From a procedural standpoint, it’s a good idea to whip off your helmet as soon as hostilities commence. Otherwise, you leave yourself open to having your visor knocked about your face, and this can hurt. Also, if there’s time, it’s a good idea to remove your gloves, allowing for precision fist work. However, you may wish to keep your damp, smelly gloves on in order to execute one of the several maneuvers favoured in hockey fights, which are designed not only to injure, but also to humiliate, provoke, or cause extreme irritation. The one requiring the damp, smelly glove is the “face wash.” this involves rubbing your damp, smelly glove hard back and forth across the face of your opponent. If this hapless individual has failed to remove his helmet, you can make the face wash even more annoying by rattling the visor around while you smear your moldy man-sweat all over his face. 

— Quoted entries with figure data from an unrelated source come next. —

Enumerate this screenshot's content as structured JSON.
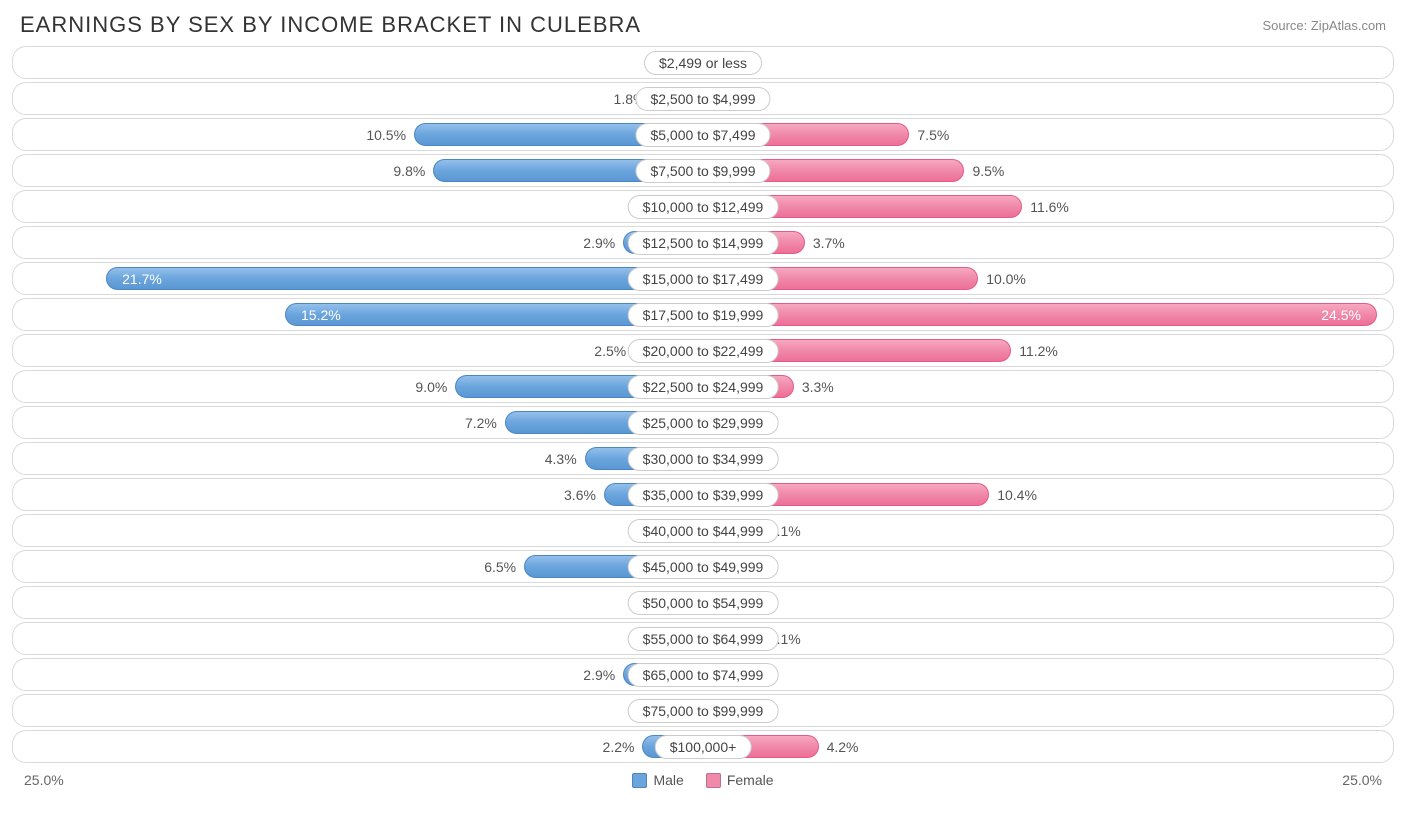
{
  "title": "EARNINGS BY SEX BY INCOME BRACKET IN CULEBRA",
  "source": "Source: ZipAtlas.com",
  "axis_max": 25.0,
  "axis_label_left": "25.0%",
  "axis_label_right": "25.0%",
  "min_bar_pct": 2.3,
  "legend": [
    {
      "label": "Male",
      "color": "#6ba5dd"
    },
    {
      "label": "Female",
      "color": "#f089aa"
    }
  ],
  "colors": {
    "male_grad_top": "#94bfeb",
    "male_grad_bot": "#5b97d3",
    "male_border": "#4a86c5",
    "female_grad_top": "#f7a8c0",
    "female_grad_bot": "#ed6f97",
    "female_border": "#e55a87",
    "row_border": "#d9d9d9",
    "text": "#555555",
    "bg": "#ffffff"
  },
  "rows": [
    {
      "category": "$2,499 or less",
      "male": 0.0,
      "female": 0.0
    },
    {
      "category": "$2,500 to $4,999",
      "male": 1.8,
      "female": 0.0
    },
    {
      "category": "$5,000 to $7,499",
      "male": 10.5,
      "female": 7.5
    },
    {
      "category": "$7,500 to $9,999",
      "male": 9.8,
      "female": 9.5
    },
    {
      "category": "$10,000 to $12,499",
      "male": 0.0,
      "female": 11.6
    },
    {
      "category": "$12,500 to $14,999",
      "male": 2.9,
      "female": 3.7
    },
    {
      "category": "$15,000 to $17,499",
      "male": 21.7,
      "female": 10.0
    },
    {
      "category": "$17,500 to $19,999",
      "male": 15.2,
      "female": 24.5
    },
    {
      "category": "$20,000 to $22,499",
      "male": 2.5,
      "female": 11.2
    },
    {
      "category": "$22,500 to $24,999",
      "male": 9.0,
      "female": 3.3
    },
    {
      "category": "$25,000 to $29,999",
      "male": 7.2,
      "female": 0.0
    },
    {
      "category": "$30,000 to $34,999",
      "male": 4.3,
      "female": 0.0
    },
    {
      "category": "$35,000 to $39,999",
      "male": 3.6,
      "female": 10.4
    },
    {
      "category": "$40,000 to $44,999",
      "male": 0.0,
      "female": 2.1
    },
    {
      "category": "$45,000 to $49,999",
      "male": 6.5,
      "female": 0.0
    },
    {
      "category": "$50,000 to $54,999",
      "male": 0.0,
      "female": 0.0
    },
    {
      "category": "$55,000 to $64,999",
      "male": 0.0,
      "female": 2.1
    },
    {
      "category": "$65,000 to $74,999",
      "male": 2.9,
      "female": 0.0
    },
    {
      "category": "$75,000 to $99,999",
      "male": 0.0,
      "female": 0.0
    },
    {
      "category": "$100,000+",
      "male": 2.2,
      "female": 4.2
    }
  ]
}
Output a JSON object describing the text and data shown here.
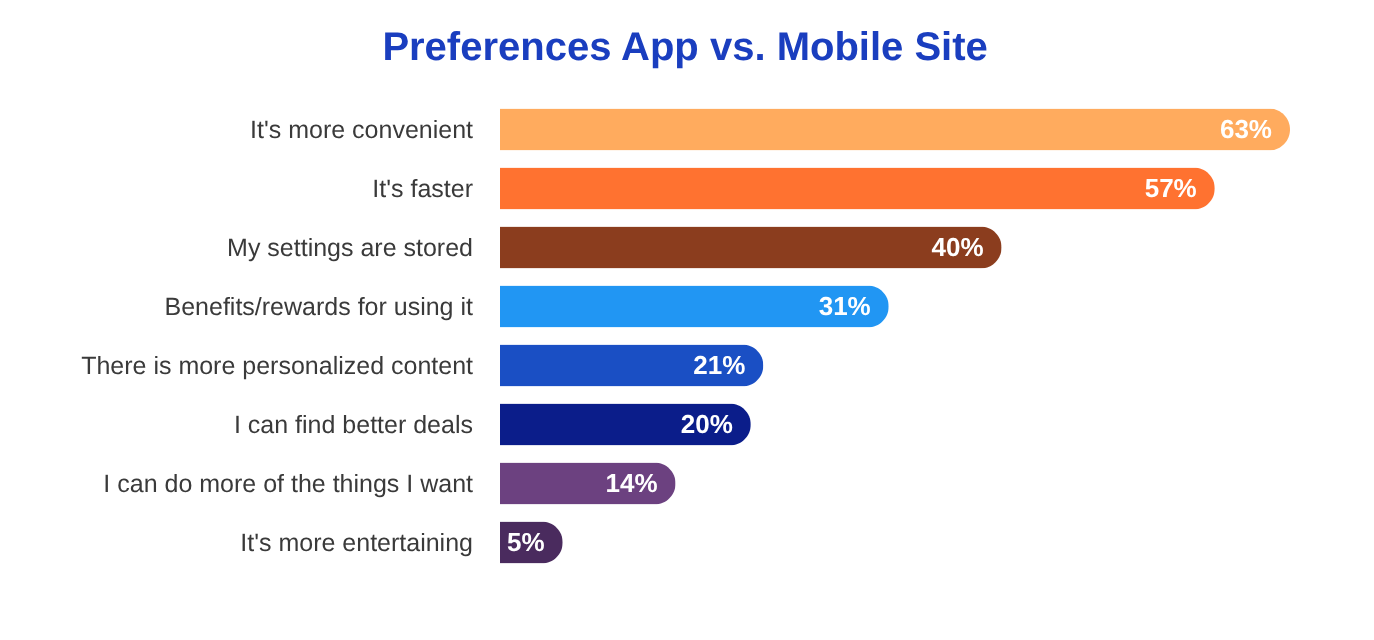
{
  "chart_data": {
    "type": "bar",
    "orientation": "horizontal",
    "title": "Preferences App vs. Mobile Site",
    "categories": [
      "It's more convenient",
      "It's faster",
      "My settings are stored",
      "Benefits/rewards for using it",
      "There is more personalized content",
      "I can find better deals",
      "I can do more of the things I want",
      "It's more entertaining"
    ],
    "values": [
      63,
      57,
      40,
      31,
      21,
      20,
      14,
      5
    ],
    "colors": [
      "#ffab5e",
      "#ff7230",
      "#8b3d1e",
      "#2196f3",
      "#1a4fc4",
      "#0b1d8a",
      "#6c4180",
      "#4a2b5e"
    ],
    "value_labels": [
      "63%",
      "57%",
      "40%",
      "31%",
      "21%",
      "20%",
      "14%",
      "5%"
    ],
    "legend": false
  }
}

Other colourful terms you need to know in order to hold your own in a spectator dissection of a hockey fight:

* Rag doll: grabbing your opponent's upper arms, pulling him toward you, and shaking him as hard as you can. This isn’t especially painful, but it’s really irritating, and will tire your adversary as they try to keep their footing.

* Windmill: this is an especially dirty trick that will usually lead to intervention, and involves pulling your opponent’s jersey up over his head with one hand while you pummel him repeatedly in the face with your other fist. This has the advantage of achieving every aim in a hockey fight, inflicting pain, humiliation, extreme irritation, dominance, and a severe rattling of the nerves.

* Feed him the pizza: this is when you put the base of your palm on your opponent’s chin and push up.

* Turtle: I didn’t get a clear sense of how often this one comes up, but it refers to the decision of one opponent to surrender. The “turtler” deliberately drops to the ice and curls himself into a ball, making a target as small as possible, and making it clear that they don’t want to fight. This is, apparently, reputational suicide; the ultimate face-losing move. 


The one who wins the fight is the one who gets in the most punches. The fight ends when the combatants can no longer maintain their balance in the tussle, and fall to the ice, or when a referee intervenes, which I was told only happens after a windmill, at the sight of blood, or if one fighter is clearly creaming the other. 


As a woman, and a shrinking pacifist, I had trouble with the subtleties and nuances of the emotional involvement. When I asked whether combatants ever resorted to using their skate blades on one another, my brother responded with politely restrained incredulity. “No, that would just be mental.” When I asked whether hostilities ever continued after the combatants were penned up together in the confined space of the penalty box, I was met with similar dismissal, “No, they just watch the game and rest, fighting on skates is really tiring!” 


The crowd was definitely engaged by the scrapping, but as a seasoned player and spectator, my brother said he just found it boring and pointless. “So much refined skill is possible in the game that it’s just a waste of time and energy.” 


“Oh Canada,” I love that hockey’s our national sport, which I guess shows that the indoctrination was successful. Thanks for my most excellent Canadian cultural adventure bro!